Find TTC
09 May 2013

One of my favourite things about being a developer is learning new stuff. I’ve actually put some thought into it and if learning wasn’t such a big part of being a developer I would go fucking nuts and quit. Fuck that shit.

So with this in mind, about 6 months ago, in the middle of a big backbone.js project at my day job, I decided that I would build myself my own transit finder with the following 2 requirements

  1. No database
  2. Initial version in 6 hours or less.

So one saturday I was bored and thought fuck it, I’ll build the fucker now.

So I did, and I nailed my 2 requirements (which was pretty easy since there were only 2).

This right here is one of my favourite methods of learning.

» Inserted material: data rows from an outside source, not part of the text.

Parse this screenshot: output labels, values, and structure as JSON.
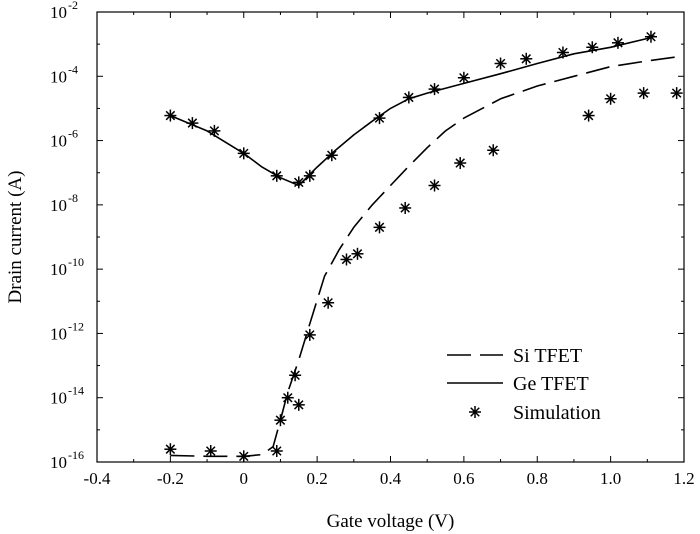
{
  "chart_data": {
    "type": "line",
    "xlabel": "Gate voltage (V)",
    "ylabel": "Drain current (A)",
    "xlim": [
      -0.4,
      1.2
    ],
    "ylim": [
      1e-16,
      0.01
    ],
    "yscale": "log",
    "x_ticks": [
      "-0.4",
      "-0.2",
      "0",
      "0.2",
      "0.4",
      "0.6",
      "0.8",
      "1.0",
      "1.2"
    ],
    "y_ticks": [
      {
        "base": "10",
        "exp": "-16"
      },
      {
        "base": "10",
        "exp": "-14"
      },
      {
        "base": "10",
        "exp": "-12"
      },
      {
        "base": "10",
        "exp": "-10"
      },
      {
        "base": "10",
        "exp": "-8"
      },
      {
        "base": "10",
        "exp": "-6"
      },
      {
        "base": "10",
        "exp": "-4"
      },
      {
        "base": "10",
        "exp": "-2"
      }
    ],
    "grid": false,
    "legend_position": "bottom-right",
    "series": [
      {
        "name": "Si TFET",
        "style": "dashed",
        "x": [
          -0.2,
          -0.1,
          0.0,
          0.05,
          0.08,
          0.1,
          0.12,
          0.15,
          0.18,
          0.22,
          0.26,
          0.3,
          0.35,
          0.4,
          0.45,
          0.5,
          0.55,
          0.6,
          0.7,
          0.8,
          0.9,
          1.0,
          1.1,
          1.18
        ],
        "y": [
          1.6e-16,
          1.5e-16,
          1.5e-16,
          1.7e-16,
          3e-16,
          2e-15,
          1.5e-14,
          1.5e-13,
          2e-12,
          6e-11,
          4e-10,
          2e-09,
          1e-08,
          4e-08,
          1.6e-07,
          6e-07,
          2e-06,
          5e-06,
          2e-05,
          5e-05,
          0.0001,
          0.0002,
          0.0003,
          0.0004
        ]
      },
      {
        "name": "Ge TFET",
        "style": "solid",
        "x": [
          -0.2,
          -0.1,
          0.0,
          0.05,
          0.1,
          0.15,
          0.2,
          0.25,
          0.3,
          0.35,
          0.4,
          0.45,
          0.5,
          0.6,
          0.7,
          0.8,
          0.9,
          1.0,
          1.1,
          1.12
        ],
        "y": [
          6e-06,
          2e-06,
          4e-07,
          1.5e-07,
          7e-08,
          4e-08,
          1.5e-07,
          5e-07,
          1.5e-06,
          4e-06,
          1e-05,
          2e-05,
          3e-05,
          6e-05,
          0.00012,
          0.00025,
          0.0005,
          0.0008,
          0.0015,
          0.0018
        ]
      },
      {
        "name": "Simulation",
        "style": "markers",
        "x": [
          -0.2,
          -0.14,
          -0.08,
          0.0,
          0.09,
          0.15,
          0.18,
          0.24,
          0.37,
          0.45,
          0.52,
          0.6,
          0.7,
          0.77,
          0.87,
          0.95,
          1.02,
          1.11,
          -0.2,
          -0.09,
          0.0,
          0.09,
          0.1,
          0.12,
          0.14,
          0.15,
          0.18,
          0.23,
          0.28,
          0.31,
          0.37,
          0.44,
          0.52,
          0.59,
          0.68,
          0.94,
          1.0,
          1.09,
          1.18
        ],
        "y": [
          6e-06,
          3.5e-06,
          2e-06,
          4e-07,
          8e-08,
          5e-08,
          8e-08,
          3.5e-07,
          5e-06,
          2.2e-05,
          4e-05,
          9e-05,
          0.00025,
          0.00035,
          0.00055,
          0.0008,
          0.0011,
          0.0017,
          2.5e-16,
          2.2e-16,
          1.5e-16,
          2.2e-16,
          2e-15,
          1e-14,
          5e-14,
          6e-15,
          9e-13,
          9e-12,
          2e-10,
          3e-10,
          2e-09,
          8e-09,
          4e-08,
          2e-07,
          5e-07,
          6e-06,
          2e-05,
          3e-05,
          3e-05
        ]
      }
    ]
  }
}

  1. Pick a problem that affects me (I take the ttc everyday, yes there are other transit apps in Toronto but I didn't fucking build any of them, and either you have to pay for the current ones or they kinda suck)
  2. Make your first version something that is achievable (because you want to feel the glory of success, trust me.)
  3. Actually use the fucking thing and make it better (I still use Find TTC every damn day), and I have plans on doing a major new version of it!

That’s it, there’s no secret to this stuff, no magic, no hidden gems. Sorry, you gotta want to do it, that’s really all there is.

NOW WITH THE CODE

Please feel free to look at that code and fork it and make it better, or you could just troll me about how I used bootstrap and the UX sucks, that’s fine too.